“I’m not crazy, I’m just a little unwell” — a DSM for bloggers
I’ve been a regular blogger for several years, I think that by now I’ve got a relatively decent feel for some of the many disorders that manifest in the blogosphere. This post attempts to collect and classify a few of the more salient mental blog disorders — a DSM of the blogosphere, so to speak.
Bipolar / manic-depressive. This is the blogger who posts five items and changes his template three times in four hours, then neglects his blog completely for a week and a half. Rinse and repeat.
Schizophrenic. This blogger-commenter maintains multiple personalities in different venues: When commenting at Volokh, he’s a vocal liberal; when commenting at Leiter, he’s a hardline libertarian. (Variation: This diagnosis also applies to someone who is not just a commenter but blogs at various blogs himself, and who displays multiple blogging personalities across them).
Passive Aggressive. “Dan, I doubt you’ll respond to this post, but I think that ____. ” Then, get mad when Dan doesn’t respond.
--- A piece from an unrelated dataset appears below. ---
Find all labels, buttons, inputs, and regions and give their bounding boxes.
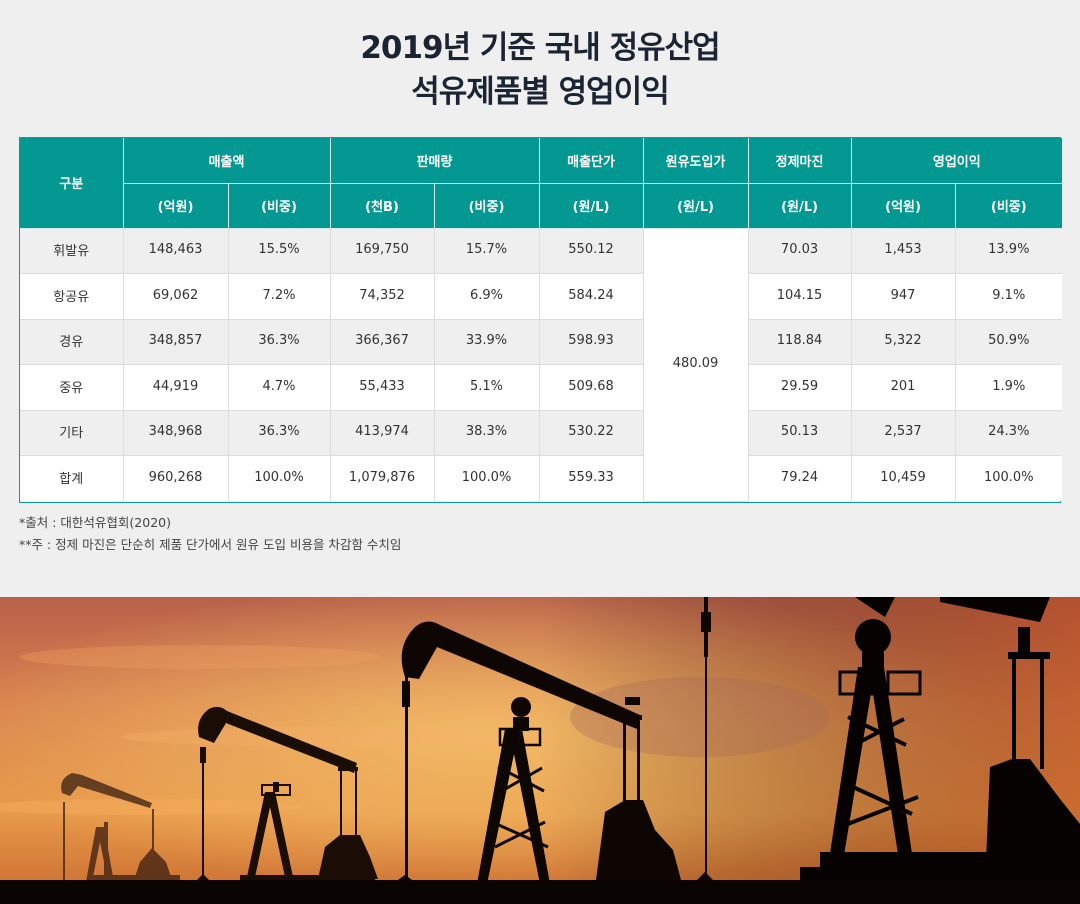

Tourette’s. This is the blogger who drops unnecessary bursts of profanity into otherwise innocuous posts. No shit, Sherlock.
OCD. I must check my blog. I must moderate comments. I must clean out the spam folder. In ten minutes, I will do this all again.
ADD/ADHD. This blogger writes several posts per day. None of them are more than a few lines long; none of them contain more than half of one coherent . . .
Blog bulimic. Blog blog blog blog blog. Delete delete delete delete delete.
Sociopath. Doesn’t comply with social norms; deceitful; aggressive; lack of remorse — and all those terms really out of the (real) DSM! Clearly, this is the category for comment trolls.
Delusional. Bloggers who exhibit any of the following symptoms: Belief that blogging counts as actual scholarship; belief that blogging makes them sexy or desirable; belief that Glenn Reynolds actually reads their blog; belief that blogging is an acceptable substitute for a social life. Surefire diagnosis: Bloggers observed making repeated, insistent statements that “blogging is not a waste of time.”
This concludes this brief tour through the blogosphere DSM. And as for self-diagnosis . . . well, I’ll take the Fifth on that one. Besides, I didn’t see any category for “all of the above.”
First, this list is not exhaustive. Remember, Wenger’s Law: “The number of blog mental disorders is roughly equivalent to the number of bloggers.”
Second, this information should not be viewed as a diagnosis in anyone’s particular case. (Except for you, Dave Hoffman!) I’m not a psychiatrist, in blog-land or otherwise, and I can’t really diagnose anyone.
But I will say that, if you’ve read this far, you probably need therapy.